Airlines have said they are willing to use the new routes if they can be sure of safety.

"If security is guaranteed, we can cut costs a lot by going through North Korean sky," said Seo Ki-won, a spokesman for Asiana Airlines, the country's second-largest full-fledged carrier. "Our flights bounded for North America and Khabarovsk [a city in southeastern Russia] are affected by them. We could save 2.2 billion won ($1.9 million) a year by using [North Korean airspace]."

A source in the aviation industry admitted that airlines are interested in these more direct routes but was skeptical that they could be launched anytime soon due to the sanctions.

"We think that they can be launched only when North Korea-U. S. relations improve," the source said, requesting anonymity. "We don't think it will be done in the near future."
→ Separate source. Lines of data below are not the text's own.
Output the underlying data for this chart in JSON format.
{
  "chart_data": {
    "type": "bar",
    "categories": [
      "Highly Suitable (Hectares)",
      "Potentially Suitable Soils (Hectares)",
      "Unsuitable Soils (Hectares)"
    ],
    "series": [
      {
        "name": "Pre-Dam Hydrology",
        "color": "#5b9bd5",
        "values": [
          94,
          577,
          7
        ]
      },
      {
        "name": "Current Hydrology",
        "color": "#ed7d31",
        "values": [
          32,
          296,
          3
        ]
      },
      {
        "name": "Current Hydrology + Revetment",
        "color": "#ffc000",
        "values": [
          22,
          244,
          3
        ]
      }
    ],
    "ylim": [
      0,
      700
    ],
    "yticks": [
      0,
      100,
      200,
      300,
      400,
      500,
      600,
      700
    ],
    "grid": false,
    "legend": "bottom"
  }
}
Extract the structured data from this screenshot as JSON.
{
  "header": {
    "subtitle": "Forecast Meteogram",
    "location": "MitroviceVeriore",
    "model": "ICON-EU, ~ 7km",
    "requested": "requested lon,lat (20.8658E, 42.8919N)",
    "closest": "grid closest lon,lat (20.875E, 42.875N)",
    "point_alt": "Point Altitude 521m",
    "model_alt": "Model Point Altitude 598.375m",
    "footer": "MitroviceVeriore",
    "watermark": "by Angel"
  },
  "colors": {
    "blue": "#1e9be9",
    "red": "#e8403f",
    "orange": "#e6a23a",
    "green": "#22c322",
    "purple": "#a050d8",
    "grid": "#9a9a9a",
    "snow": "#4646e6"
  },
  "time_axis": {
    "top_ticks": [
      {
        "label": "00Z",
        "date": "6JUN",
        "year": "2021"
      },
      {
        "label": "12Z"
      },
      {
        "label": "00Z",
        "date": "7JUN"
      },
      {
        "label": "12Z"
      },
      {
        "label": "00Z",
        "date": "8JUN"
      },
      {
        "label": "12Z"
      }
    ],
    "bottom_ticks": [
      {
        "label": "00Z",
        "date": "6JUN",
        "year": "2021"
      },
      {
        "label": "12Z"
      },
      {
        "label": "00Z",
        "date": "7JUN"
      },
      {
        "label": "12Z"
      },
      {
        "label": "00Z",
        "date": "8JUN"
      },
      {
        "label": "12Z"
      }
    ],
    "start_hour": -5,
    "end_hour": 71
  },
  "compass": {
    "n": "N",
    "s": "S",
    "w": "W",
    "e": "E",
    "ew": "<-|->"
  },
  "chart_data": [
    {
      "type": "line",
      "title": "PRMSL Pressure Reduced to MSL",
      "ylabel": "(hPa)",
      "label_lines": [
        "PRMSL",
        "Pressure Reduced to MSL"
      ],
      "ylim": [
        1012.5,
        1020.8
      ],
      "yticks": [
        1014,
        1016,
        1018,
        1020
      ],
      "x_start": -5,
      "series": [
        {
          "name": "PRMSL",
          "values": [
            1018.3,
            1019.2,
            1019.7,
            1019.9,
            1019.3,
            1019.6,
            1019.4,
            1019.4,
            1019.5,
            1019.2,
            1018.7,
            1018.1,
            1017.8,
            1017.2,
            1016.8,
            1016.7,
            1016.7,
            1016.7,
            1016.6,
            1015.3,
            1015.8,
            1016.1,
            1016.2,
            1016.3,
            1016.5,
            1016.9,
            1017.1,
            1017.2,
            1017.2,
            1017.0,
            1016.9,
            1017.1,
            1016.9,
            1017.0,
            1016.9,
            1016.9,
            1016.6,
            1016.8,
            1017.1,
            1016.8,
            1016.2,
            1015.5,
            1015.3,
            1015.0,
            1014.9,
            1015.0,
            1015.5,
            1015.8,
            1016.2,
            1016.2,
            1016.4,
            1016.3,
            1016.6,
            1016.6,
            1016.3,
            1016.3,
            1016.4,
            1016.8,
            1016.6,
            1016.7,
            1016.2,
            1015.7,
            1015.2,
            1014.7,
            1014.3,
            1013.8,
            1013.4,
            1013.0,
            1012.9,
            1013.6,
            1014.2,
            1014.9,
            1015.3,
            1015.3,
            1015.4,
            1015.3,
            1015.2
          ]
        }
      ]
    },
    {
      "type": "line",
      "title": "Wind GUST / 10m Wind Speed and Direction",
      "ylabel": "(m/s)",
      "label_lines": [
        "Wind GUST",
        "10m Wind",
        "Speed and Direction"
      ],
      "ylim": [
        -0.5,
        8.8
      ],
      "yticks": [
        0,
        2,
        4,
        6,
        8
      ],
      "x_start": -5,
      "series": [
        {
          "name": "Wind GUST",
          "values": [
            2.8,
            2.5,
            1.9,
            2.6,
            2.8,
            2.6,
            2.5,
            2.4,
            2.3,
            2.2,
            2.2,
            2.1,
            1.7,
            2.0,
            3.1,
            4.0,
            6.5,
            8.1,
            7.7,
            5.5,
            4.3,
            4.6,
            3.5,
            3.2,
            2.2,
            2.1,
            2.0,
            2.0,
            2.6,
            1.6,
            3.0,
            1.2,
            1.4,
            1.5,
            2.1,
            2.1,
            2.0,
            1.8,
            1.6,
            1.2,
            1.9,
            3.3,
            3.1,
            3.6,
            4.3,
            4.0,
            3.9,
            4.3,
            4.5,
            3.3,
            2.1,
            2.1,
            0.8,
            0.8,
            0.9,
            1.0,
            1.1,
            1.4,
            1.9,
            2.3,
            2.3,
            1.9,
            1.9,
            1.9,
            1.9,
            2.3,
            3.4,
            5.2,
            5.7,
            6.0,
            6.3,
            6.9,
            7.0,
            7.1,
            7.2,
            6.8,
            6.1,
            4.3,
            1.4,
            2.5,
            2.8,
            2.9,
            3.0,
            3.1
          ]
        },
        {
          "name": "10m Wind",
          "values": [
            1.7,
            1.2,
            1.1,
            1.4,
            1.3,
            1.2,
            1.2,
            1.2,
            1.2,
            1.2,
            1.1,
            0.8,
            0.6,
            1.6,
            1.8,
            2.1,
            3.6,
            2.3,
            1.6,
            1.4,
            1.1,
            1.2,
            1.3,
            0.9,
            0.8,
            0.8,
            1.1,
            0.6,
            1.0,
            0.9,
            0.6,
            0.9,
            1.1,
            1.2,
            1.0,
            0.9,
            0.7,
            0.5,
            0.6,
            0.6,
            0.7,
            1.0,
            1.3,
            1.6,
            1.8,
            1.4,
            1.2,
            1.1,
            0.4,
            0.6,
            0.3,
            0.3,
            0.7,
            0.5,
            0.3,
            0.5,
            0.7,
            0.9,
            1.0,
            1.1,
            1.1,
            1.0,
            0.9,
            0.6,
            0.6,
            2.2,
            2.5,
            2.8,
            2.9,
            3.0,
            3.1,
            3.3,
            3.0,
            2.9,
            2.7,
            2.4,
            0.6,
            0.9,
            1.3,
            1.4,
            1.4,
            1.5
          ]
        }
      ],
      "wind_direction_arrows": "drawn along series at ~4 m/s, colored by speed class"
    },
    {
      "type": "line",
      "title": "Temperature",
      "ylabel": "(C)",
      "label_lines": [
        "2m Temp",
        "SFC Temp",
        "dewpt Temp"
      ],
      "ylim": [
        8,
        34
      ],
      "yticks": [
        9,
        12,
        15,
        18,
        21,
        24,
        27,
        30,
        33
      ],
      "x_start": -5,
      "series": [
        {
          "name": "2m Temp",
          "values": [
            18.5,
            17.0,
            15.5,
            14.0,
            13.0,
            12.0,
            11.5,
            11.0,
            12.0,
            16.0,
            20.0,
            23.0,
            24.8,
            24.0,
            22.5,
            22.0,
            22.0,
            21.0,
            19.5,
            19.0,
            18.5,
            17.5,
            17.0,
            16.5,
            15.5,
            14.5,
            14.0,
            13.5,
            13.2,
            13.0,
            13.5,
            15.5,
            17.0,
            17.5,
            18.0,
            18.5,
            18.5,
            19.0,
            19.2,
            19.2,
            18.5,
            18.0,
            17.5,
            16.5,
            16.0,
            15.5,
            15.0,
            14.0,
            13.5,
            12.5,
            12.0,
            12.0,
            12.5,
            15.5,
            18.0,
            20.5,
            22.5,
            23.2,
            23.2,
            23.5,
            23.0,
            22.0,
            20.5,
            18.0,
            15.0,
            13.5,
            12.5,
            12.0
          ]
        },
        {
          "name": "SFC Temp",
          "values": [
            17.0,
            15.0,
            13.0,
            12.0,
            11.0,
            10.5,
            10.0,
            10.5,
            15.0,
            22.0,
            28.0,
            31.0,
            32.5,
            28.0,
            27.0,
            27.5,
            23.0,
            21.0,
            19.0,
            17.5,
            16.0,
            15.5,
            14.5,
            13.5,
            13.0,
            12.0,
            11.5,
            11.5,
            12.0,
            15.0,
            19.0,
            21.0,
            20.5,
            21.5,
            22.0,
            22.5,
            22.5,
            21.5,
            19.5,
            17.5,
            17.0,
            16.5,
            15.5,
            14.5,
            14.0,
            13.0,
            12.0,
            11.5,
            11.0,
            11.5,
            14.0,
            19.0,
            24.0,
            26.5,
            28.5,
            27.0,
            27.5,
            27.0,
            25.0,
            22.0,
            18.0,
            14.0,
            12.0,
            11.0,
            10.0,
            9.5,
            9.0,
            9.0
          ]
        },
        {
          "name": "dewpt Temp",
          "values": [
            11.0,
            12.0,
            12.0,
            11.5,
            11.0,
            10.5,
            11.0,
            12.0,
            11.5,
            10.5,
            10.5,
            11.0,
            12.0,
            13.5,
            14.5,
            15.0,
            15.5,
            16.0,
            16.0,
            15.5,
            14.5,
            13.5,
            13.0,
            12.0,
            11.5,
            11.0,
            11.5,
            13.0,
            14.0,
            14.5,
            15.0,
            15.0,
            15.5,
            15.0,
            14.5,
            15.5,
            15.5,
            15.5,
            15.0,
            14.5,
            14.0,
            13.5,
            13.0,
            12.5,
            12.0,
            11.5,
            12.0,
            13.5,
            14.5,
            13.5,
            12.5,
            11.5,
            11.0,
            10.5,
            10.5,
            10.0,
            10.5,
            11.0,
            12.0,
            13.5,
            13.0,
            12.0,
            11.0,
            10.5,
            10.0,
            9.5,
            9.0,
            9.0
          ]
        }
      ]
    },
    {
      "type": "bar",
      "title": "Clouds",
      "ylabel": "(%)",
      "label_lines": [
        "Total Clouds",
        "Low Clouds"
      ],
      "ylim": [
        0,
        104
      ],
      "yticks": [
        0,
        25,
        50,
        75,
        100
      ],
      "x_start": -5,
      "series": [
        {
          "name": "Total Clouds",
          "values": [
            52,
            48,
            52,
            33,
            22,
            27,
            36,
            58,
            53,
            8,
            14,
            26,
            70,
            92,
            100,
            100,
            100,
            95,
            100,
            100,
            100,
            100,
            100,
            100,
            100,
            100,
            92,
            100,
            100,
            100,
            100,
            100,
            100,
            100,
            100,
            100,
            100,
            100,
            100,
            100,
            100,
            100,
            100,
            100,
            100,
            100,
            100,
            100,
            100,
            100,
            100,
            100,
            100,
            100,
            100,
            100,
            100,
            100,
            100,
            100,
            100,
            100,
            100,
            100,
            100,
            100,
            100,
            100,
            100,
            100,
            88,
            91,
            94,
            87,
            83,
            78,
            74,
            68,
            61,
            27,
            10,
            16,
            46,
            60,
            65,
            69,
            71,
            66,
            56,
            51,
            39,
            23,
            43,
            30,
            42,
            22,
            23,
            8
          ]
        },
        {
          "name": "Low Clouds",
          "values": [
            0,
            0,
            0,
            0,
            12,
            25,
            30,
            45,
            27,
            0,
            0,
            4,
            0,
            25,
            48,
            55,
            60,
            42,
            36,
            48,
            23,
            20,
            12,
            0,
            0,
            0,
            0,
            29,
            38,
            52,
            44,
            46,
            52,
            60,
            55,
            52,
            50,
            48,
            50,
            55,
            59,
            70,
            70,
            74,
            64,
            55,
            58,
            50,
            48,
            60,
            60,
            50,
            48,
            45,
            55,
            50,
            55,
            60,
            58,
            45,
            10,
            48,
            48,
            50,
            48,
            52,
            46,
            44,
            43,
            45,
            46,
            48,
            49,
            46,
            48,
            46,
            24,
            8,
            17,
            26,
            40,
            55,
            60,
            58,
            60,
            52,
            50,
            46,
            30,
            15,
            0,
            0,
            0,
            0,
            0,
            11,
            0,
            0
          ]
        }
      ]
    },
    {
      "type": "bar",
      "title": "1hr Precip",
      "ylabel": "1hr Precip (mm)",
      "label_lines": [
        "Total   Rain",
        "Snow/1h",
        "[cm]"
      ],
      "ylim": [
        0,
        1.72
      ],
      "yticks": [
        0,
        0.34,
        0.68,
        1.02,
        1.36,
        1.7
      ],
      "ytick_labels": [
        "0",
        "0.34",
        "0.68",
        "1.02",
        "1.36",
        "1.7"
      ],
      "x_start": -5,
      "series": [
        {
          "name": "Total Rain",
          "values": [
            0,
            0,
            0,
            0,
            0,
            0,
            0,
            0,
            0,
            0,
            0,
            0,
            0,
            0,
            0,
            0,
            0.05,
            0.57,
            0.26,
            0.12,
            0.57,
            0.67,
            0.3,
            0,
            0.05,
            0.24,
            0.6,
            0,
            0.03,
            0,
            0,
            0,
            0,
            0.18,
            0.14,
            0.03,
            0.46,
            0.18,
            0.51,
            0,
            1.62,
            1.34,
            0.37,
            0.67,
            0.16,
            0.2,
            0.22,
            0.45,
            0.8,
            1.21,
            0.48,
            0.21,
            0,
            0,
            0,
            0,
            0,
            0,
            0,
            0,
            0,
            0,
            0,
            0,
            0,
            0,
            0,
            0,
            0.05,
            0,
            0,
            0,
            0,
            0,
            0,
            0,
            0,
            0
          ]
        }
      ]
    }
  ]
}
North Korea proposed to the International Civil Aviation Organization in February that its airspace be opened to flights leaving and arriving at Incheon, South Korea's largest airport. The ICAO sent officials to North Korea in May to discuss the matter and investigate safety issues.

On Thursday, the Blue House said National Security Council members agreed to push for the new routes, saying the two Koreas and international airlines would benefit. The meeting was hosted by Chung Eui-yong, director of the National Security Office.

"The NSC members paid attention to the fact that the routes would increase the practical interests of all airline companies which use them," the Blue House said in a statement. "They discussed how to proceed in detail."